Estabelecer uma dinâmica flexível, em que cada pessoa podia participar de sua reconstrução, não era fácil, devia se fazer dentro de um marco legal prévio e demandava ao menos o dobro de esforço para cada um de nós. Porém, o fato de se encontrar frente a frente com os próprios desejos tinha, contudo, o atrativo da vida, da criação. Era um compromisso pessoal a partir do qual o adolescente podia se expressar e receber ecos mais diretos de seus próprios atos.
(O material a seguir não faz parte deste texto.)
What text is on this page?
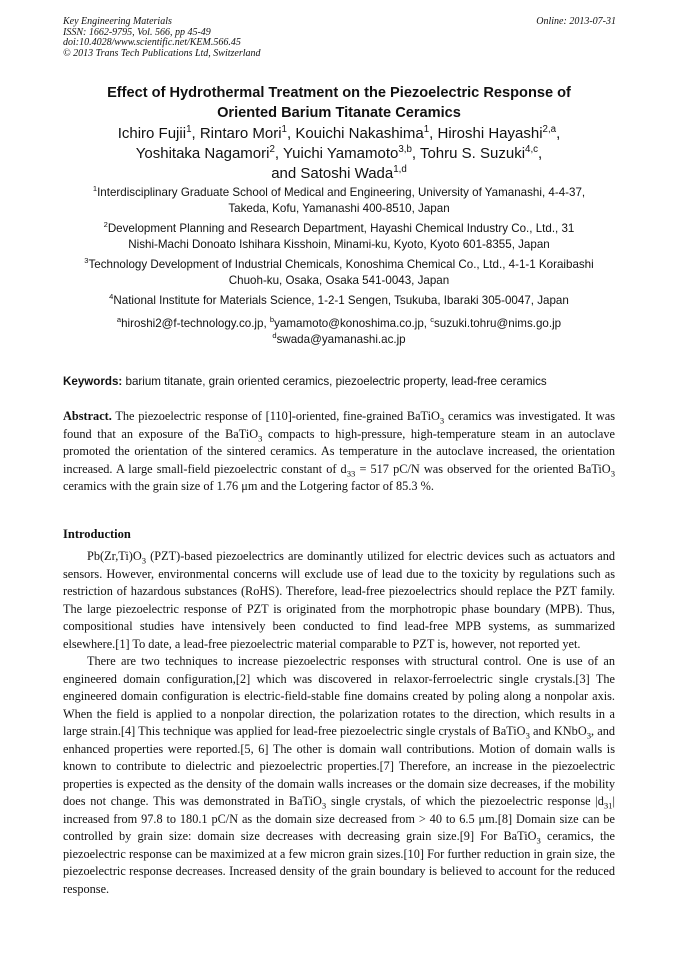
Key Engineering Materials
ISSN: 1662-9795, Vol. 566, pp 45-49
doi:10.4028/www.scientific.net/KEM.566.45
© 2013 Trans Tech Publications Ltd, Switzerland
Online: 2013-07-31
Effect of Hydrothermal Treatment on the Piezoelectric Response of
Oriented Barium Titanate Ceramics
Ichiro Fujii$^1$, Rintaro Mori$^1$, Kouichi Nakashima$^1$, Hiroshi Hayashi$^{2,a}$,
Yoshitaka Nagamori$^2$, Yuichi Yamamoto$^{3,b}$, Tohru S. Suzuki$^{4,c}$,
and Satoshi Wada$^{1,d}$
$^1$Interdisciplinary Graduate School of Medical and Engineering, University of Yamanashi, 4-4-37,
Takeda, Kofu, Yamanashi 400-8510, Japan
$^2$Development Planning and Research Department, Hayashi Chemical Industry Co., Ltd., 31
Nishi-Machi Donoato Ishihara Kisshoin, Minami-ku, Kyoto, Kyoto 601-8355, Japan
$^3$Technology Development of Industrial Chemicals, Konoshima Chemical Co., Ltd., 4-1-1 Koraibashi
Chuoh-ku, Osaka, Osaka 541-0043, Japan
$^4$National Institute for Materials Science, 1-2-1 Sengen, Tsukuba, Ibaraki 305-0047, Japan
$^a$hiroshi2@f-technology.co.jp, $^b$yamamoto@konoshima.co.jp, $^c$suzuki.tohru@nims.go.jp
$^d$swada@yamanashi.ac.jp
Keywords: barium titanate, grain oriented ceramics, piezoelectric property, lead-free ceramics
Abstract. The piezoelectric response of [110]-oriented, fine-grained BaTiO$_3$ ceramics was investigated. It was found that an exposure of the BaTiO$_3$ compacts to high-pressure, high-temperature steam in an autoclave promoted the orientation of the sintered ceramics. As temperature in the autoclave increased, the orientation increased. A large small-field piezoelectric constant of $d_{33} = 517$ pC/N was observed for the oriented BaTiO$_3$ ceramics with the grain size of 1.76 μm and the Lotgering factor of 85.3 %.
Introduction

$Pb(Zr,Ti)O_3$ (PZT)-based piezoelectrics are dominantly utilized for electric devices such as actuators and sensors. However, environmental concerns will exclude use of lead due to the toxicity by regulations such as restriction of hazardous substances (RoHS). Therefore, lead-free piezoelectrics should replace the PZT family. The large piezoelectric response of PZT is originated from the morphotropic phase boundary (MPB). Thus, compositional studies have intensively been conducted to find lead-free MPB systems, as summarized elsewhere.[1] To date, a lead-free piezoelectric material comparable to PZT is, however, not reported yet.

There are two techniques to increase piezoelectric responses with structural control. One is use of an engineered domain configuration,[2] which was discovered in relaxor-ferroelectric single crystals.[3] The engineered domain configuration is electric-field-stable fine domains created by poling along a nonpolar axis. When the field is applied to a nonpolar direction, the polarization rotates to the direction, which results in a large strain.[4] This technique was applied for lead-free piezoelectric single crystals of BaTiO$_3$ and KNbO$_3$, and enhanced properties were reported.[5, 6] The other is domain wall contributions. Motion of domain walls is known to contribute to dielectric and piezoelectric properties.[7] Therefore, an increase in the piezoelectric properties is expected as the density of the domain walls increases or the domain size decreases, if the mobility does not change. This was demonstrated in BaTiO$_3$ single crystals, of which the piezoelectric response $|d_{31}|$ increased from 97.8 to 180.1 pC/N as the domain size decreased from > 40 to 6.5 μm.[8] Domain size can be controlled by grain size: domain size decreases with decreasing grain size.[9] For BaTiO$_3$ ceramics, the piezoelectric response can be maximized at a few micron grain sizes.[10] For further reduction in grain size, the piezoelectric response decreases. Increased density of the grain boundary is believed to account for the reduced response.
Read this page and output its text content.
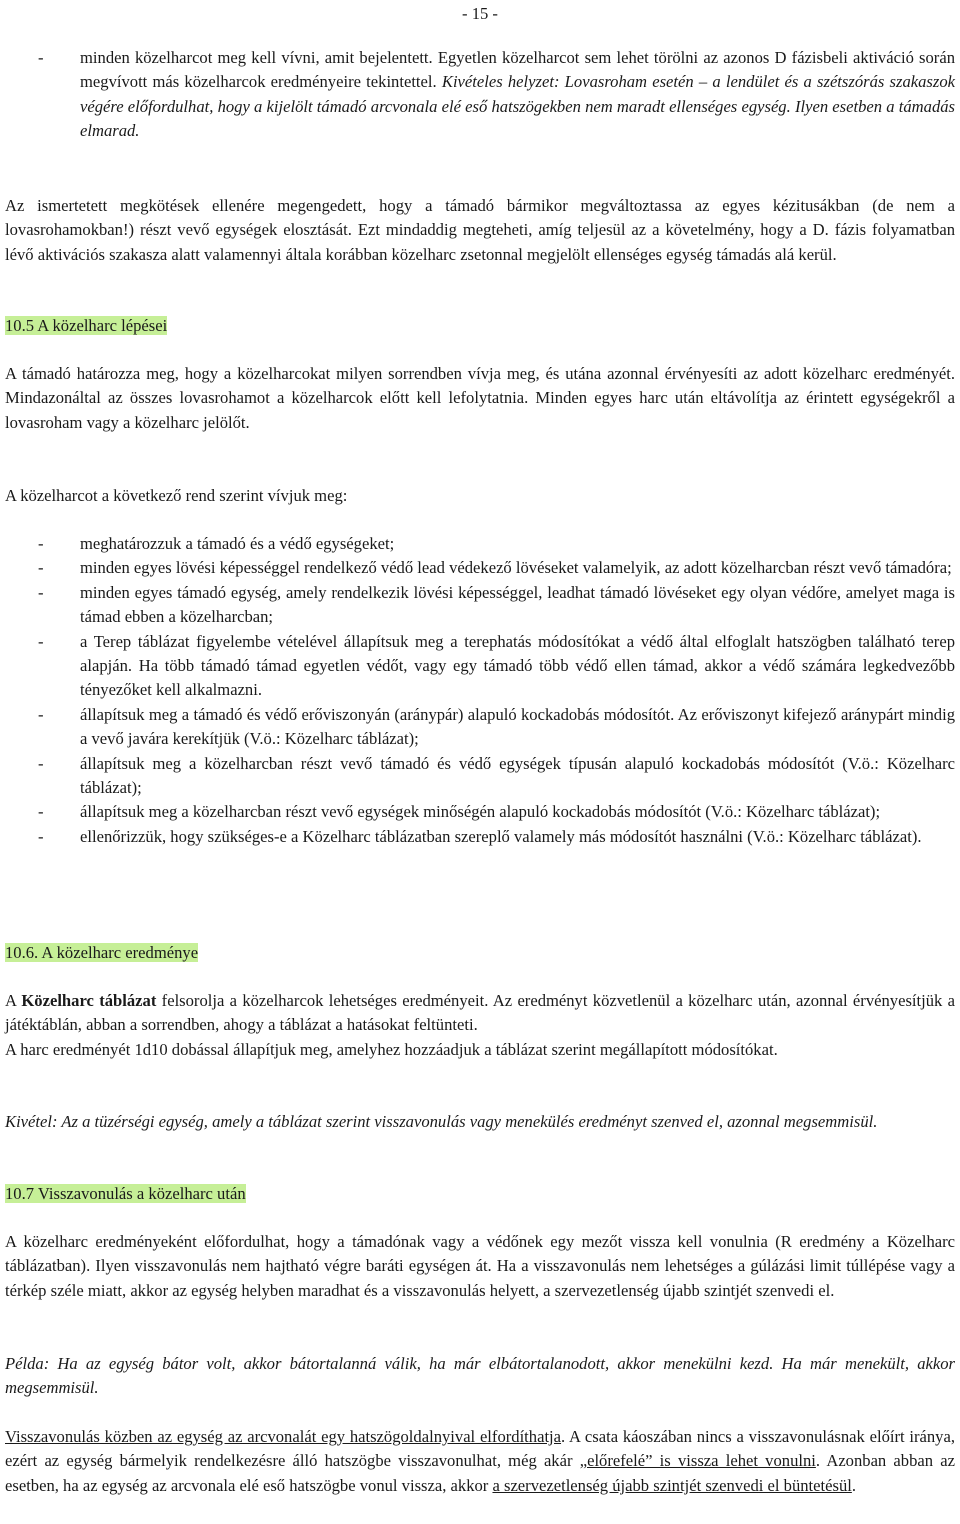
- 15 -
- minden közelharcot meg kell vívni, amit bejelentett. Egyetlen közelharcot sem lehet törölni az azonos D fázisbeli aktiváció során megvívott más közelharcok eredményeire tekintettel. Kivételes helyzet: Lovasroham esetén – a lendület és a szétszórás szakaszok végére előfordulhat, hogy a kijelölt támadó arcvonala elé eső hatszögekben nem maradt ellenséges egység. Ilyen esetben a támadás elmarad.

Az ismertetett megkötések ellenére megengedett, hogy a támadó bármikor megváltoztassa az egyes kézitusákban (de nem a lovasrohamokban!) részt vevő egységek elosztását. Ezt mindaddig megteheti, amíg teljesül az a követelmény, hogy a D. fázis folyamatban lévő aktivációs szakasza alatt valamennyi általa korábban közelharc zsetonnal megjelölt ellenséges egység támadás alá kerül.

10.5 A közelharc lépései

A támadó határozza meg, hogy a közelharcokat milyen sorrendben vívja meg, és utána azonnal érvényesíti az adott közelharc eredményét. Mindazonáltal az összes lovasrohamot a közelharcok előtt kell lefolytatnia. Minden egyes harc után eltávolítja az érintett egységekről a lovasroham vagy a közelharc jelölőt.

A közelharcot a következő rend szerint vívjuk meg:

- meghatározzuk a támadó és a védő egységeket;
- minden egyes lövési képességgel rendelkező védő lead védekező lövéseket valamelyik, az adott közelharcban részt vevő támadóra;
- minden egyes támadó egység, amely rendelkezik lövési képességgel, leadhat támadó lövéseket egy olyan védőre, amelyet maga is támad ebben a közelharcban;
- a Terep táblázat figyelembe vételével állapítsuk meg a terephatás módosítókat a védő által elfoglalt hatszögben található terep alapján. Ha több támadó támad egyetlen védőt, vagy egy támadó több védő ellen támad, akkor a védő számára legkedvezőbb tényezőket kell alkalmazni.
- állapítsuk meg a támadó és védő erőviszonyán (aránypár) alapuló kockadobás módosítót. Az erőviszonyt kifejező aránypárt mindig a vevő javára kerekítjük (V.ö.: Közelharc táblázat);
- állapítsuk meg a közelharcban részt vevő támadó és védő egységek típusán alapuló kockadobás módosítót (V.ö.: Közelharc táblázat);
- állapítsuk meg a közelharcban részt vevő egységek minőségén alapuló kockadobás módosítót (V.ö.: Közelharc táblázat);
- ellenőrizzük, hogy szükséges-e a Közelharc táblázatban szereplő valamely más módosítót használni (V.ö.: Közelharc táblázat).

10.6. A közelharc eredménye

A Közelharc táblázat felsorolja a közelharcok lehetséges eredményeit. Az eredményt közvetlenül a közelharc után, azonnal érvényesítjük a játéktáblán, abban a sorrendben, ahogy a táblázat a hatásokat feltünteti.

A harc eredményét 1d10 dobással állapítjuk meg, amelyhez hozzáadjuk a táblázat szerint megállapított módosítókat.

Kivétel: Az a tüzérségi egység, amely a táblázat szerint visszavonulás vagy menekülés eredményt szenved el, azonnal megsemmisül.

10.7 Visszavonulás a közelharc után

A közelharc eredményeként előfordulhat, hogy a támadónak vagy a védőnek egy mezőt vissza kell vonulnia (R eredmény a Közelharc táblázatban). Ilyen visszavonulás nem hajtható végre baráti egységen át. Ha a visszavonulás nem lehetséges a gúlázási limit túllépése vagy a térkép széle miatt, akkor az egység helyben maradhat és a visszavonulás helyett, a szervezetlenség újabb szintjét szenvedi el.

Példa: Ha az egység bátor volt, akkor bátortalanná válik, ha már elbátortalanodott, akkor menekülni kezd. Ha már menekült, akkor megsemmisül.

Visszavonulás közben az egység az arcvonalát egy hatszögoldalnyival elfordíthatja. A csata káoszában nincs a visszavonulásnak előírt iránya, ezért az egység bármelyik rendelkezésre álló hatszögbe visszavonulhat, még akár „előrefelé” is vissza lehet vonulni. Azonban abban az esetben, ha az egység az arcvonala elé eső hatszögbe vonul vissza, akkor a szervezetlenség újabb szintjét szenvedi el büntetésül.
Após mais de um ano de estada ali, e a partir de atos, palavras ou gestos isolados, pude me dar conta da importância, para estes menores e para mim mesmo, de poder ter acesso a este tipo de intercâmbio e valorização do outro. Uma experiência que. em princípio, havia se revelado desestruturada para mim, sem um quadro definido ou carente de uma organização estratégica global, voltava a se apresentar a mim sob um novo ângulo. O sentido deste trabalho era dado por outras coordenadas. Os progressos das crianças de Bonneuil não haviam sido planejados, mas somente eram esperados e haviam sido potencializados pacientemente, para, chegado o momento, passar a se integrar à complexa dinâmica de uma convivência quotidiana.

De vez em quando podia reencontrar certas noções teóricas provenientes da psicanálise, onde a cura e a intervenção possível têm a ver primordialmente com oferecer um espaço onde quem empreenderá todo o trabalho será aquele que está no lugar do paciente.

O fato de se embarcar em um discurso que reconhece o desejo de um outro tem efeitos diretos sobre a posição que este outro pode assumir num relacionamento quotidiano. É uma tarefa que busca resgatar uma independência e uma autonomia que não pôde se cristalizar na relação primordial entre mãe e filho; onde o risco implicado em todo trabalho tenha o seu reconhecimento e permita uma assunção progressiva à diferenciação do outro.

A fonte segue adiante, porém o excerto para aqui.